Interpretive Summary: Nematodes are serious pests of vegetable crops worldwide. For example, the root-knot nematode (RKN, Meloidogyne incognita) is a plant root parasite of many crops, including tomato and spinach in sub-Saharan Africa. In East Africa these two crops are economically important and are commonly planted together if fields of smallholder farmers. The odors emitted by plants (host plant volatiles) are known to influence the behavior of nematodes and the role of these odors for the interactions of M. incognita and these two commodities is currently unknown. Researchers from the ARS Center for Medical, Agricultural and Veterinary Entomology, Gainesville, Florida, and the International Centre of Insect Physiology and Ecology, Nairobi, Kenya investigated the odors from tomato and spinach roots and their role in attraction of RKN. In assays, RKNs were attracted to root odors from both crops, and in subsequent choice tests between the two host plants, odors of tomato roots were more attractive than those released by spinach. Instrumental analysis of the host root odors identified compounds that were common to both host plants, but also specific to tomato root odors. Subsequent assays determined that some of these compounds attracted the RKN. The results indicate that since both tomato and spinach roots are attractive to the RKN, future identification of cultivars of these two host plants that do not release these attractive compounds could be helpful in the management of root knot nematodes.

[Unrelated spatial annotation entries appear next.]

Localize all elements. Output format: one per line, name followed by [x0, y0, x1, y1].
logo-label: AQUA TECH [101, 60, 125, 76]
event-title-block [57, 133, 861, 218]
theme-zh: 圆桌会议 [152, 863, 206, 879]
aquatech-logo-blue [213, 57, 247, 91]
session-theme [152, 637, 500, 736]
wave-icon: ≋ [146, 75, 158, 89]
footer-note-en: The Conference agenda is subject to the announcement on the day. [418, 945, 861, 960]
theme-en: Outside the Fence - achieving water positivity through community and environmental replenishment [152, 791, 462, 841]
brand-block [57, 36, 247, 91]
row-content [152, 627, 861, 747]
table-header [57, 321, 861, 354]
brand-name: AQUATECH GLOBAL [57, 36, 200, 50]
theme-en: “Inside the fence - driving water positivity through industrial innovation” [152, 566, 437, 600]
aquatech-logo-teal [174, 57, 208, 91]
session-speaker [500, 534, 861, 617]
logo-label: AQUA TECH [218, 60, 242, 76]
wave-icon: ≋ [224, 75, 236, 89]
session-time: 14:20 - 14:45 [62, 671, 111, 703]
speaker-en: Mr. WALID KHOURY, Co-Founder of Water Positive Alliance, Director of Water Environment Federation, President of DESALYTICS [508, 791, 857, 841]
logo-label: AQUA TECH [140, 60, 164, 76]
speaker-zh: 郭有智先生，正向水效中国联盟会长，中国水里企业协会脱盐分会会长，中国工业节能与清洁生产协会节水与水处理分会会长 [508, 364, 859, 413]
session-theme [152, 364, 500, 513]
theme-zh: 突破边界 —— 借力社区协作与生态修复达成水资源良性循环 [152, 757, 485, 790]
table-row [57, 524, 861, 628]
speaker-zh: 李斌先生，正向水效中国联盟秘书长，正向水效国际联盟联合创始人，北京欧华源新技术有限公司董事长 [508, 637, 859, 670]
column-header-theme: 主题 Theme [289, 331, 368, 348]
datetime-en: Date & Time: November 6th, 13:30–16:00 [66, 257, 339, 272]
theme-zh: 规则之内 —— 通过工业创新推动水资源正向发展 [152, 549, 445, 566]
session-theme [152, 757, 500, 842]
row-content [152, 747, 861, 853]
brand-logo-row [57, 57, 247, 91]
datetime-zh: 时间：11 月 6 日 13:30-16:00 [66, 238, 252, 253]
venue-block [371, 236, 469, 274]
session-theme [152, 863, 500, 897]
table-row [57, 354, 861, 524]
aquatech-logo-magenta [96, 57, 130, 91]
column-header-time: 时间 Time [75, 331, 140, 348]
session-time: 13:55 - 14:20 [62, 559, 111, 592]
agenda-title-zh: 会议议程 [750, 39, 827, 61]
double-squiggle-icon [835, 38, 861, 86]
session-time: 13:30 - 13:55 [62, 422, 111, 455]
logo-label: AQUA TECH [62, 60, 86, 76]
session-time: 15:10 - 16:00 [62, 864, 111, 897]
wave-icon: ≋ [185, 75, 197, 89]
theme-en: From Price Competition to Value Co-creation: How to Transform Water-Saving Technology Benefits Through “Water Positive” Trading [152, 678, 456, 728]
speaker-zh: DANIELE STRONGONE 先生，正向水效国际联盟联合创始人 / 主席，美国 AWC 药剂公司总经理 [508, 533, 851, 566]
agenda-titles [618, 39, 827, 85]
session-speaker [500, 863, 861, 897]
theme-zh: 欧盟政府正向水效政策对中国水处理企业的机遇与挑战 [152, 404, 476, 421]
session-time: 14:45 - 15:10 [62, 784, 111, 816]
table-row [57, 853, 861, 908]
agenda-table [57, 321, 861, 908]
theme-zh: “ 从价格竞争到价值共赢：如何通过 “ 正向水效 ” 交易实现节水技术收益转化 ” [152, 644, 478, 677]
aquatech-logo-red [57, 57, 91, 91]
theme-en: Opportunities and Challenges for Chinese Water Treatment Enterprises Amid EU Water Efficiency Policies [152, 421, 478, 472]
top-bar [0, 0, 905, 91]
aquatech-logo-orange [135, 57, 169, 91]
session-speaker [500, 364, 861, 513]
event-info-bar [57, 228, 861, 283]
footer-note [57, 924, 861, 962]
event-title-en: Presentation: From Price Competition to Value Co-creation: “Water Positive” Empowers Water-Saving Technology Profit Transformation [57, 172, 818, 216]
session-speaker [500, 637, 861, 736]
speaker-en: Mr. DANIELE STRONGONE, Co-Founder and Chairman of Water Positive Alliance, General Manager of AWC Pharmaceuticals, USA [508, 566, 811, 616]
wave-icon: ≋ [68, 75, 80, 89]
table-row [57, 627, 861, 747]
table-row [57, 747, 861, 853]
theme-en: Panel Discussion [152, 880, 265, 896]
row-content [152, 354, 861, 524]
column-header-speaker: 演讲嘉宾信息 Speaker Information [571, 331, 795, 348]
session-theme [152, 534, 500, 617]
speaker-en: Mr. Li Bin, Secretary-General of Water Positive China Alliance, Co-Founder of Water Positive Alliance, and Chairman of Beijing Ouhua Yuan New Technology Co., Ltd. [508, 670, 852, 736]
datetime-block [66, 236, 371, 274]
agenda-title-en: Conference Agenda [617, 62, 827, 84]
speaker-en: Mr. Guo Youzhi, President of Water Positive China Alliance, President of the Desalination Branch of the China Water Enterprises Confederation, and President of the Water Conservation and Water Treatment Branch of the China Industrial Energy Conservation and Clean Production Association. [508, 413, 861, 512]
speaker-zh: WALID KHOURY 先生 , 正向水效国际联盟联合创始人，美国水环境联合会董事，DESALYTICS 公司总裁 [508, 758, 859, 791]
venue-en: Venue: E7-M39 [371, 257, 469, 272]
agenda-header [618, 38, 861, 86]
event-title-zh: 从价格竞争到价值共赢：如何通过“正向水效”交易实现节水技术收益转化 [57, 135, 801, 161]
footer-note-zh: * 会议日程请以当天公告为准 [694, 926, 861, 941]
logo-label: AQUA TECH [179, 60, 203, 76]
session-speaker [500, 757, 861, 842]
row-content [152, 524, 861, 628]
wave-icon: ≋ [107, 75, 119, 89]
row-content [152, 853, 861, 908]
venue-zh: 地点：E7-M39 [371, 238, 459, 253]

Technical Abstract: The root knot nematode, Meloidogyne incognita (Kofoid and White) Chitwood, is a serious pest of tomato and spinach in sub-Saharan Africa. In East Africa these two crops are economically important and are commonly intercropped by smallholder farmers. The role of host plant volatiles in M. incognita interactions with these two commodities is currently unknown. Here, we investigate the olfactory basis of attraction of tomato and spinach roots by the infective second stage juveniles (J2s) of M. incognita. In olfactometer assays, J2s were attracted to root volatiles from both crops over moist sand (control), but in choice tests using the two host plants, volatiles of tomato roots were more attractive than those released by spinach. Gas chromatography/mass spectrometric (GC/MS) analysis identified a total of eight components, of which five (2-isopropyl-3-methoxypyrazine, 2-(methoxy)-3-(1-methylpropyl)pyrazine, tridecane, and a- and ß-cedrene) occurred in the root-emitted volatiles of both plants, with three (d-carene, sabinene and methyl salicylate) being specific to tomato root volatiles. In a series of bioassays, methyl salicylate contributed strongly to the attractiveness of tomato, whereas 2-isopropyl-3-methoxypyrazine and tridecane contributed to the attractiveness of spinach. M. incognita J2s were also more attracted to natural spinach root volatiles when methyl salicylate was combined, than to spinach volatiles alone, indicating that the presence of methyl salicylate in tomato volatiles strongly contributes to its preference over spinach. Our results indicate that since both tomato and spinach roots are attractive to M. incognita, identifying cultivars of these two plant species that are chemically less attractive can be helpful in the management of root knot nematodes.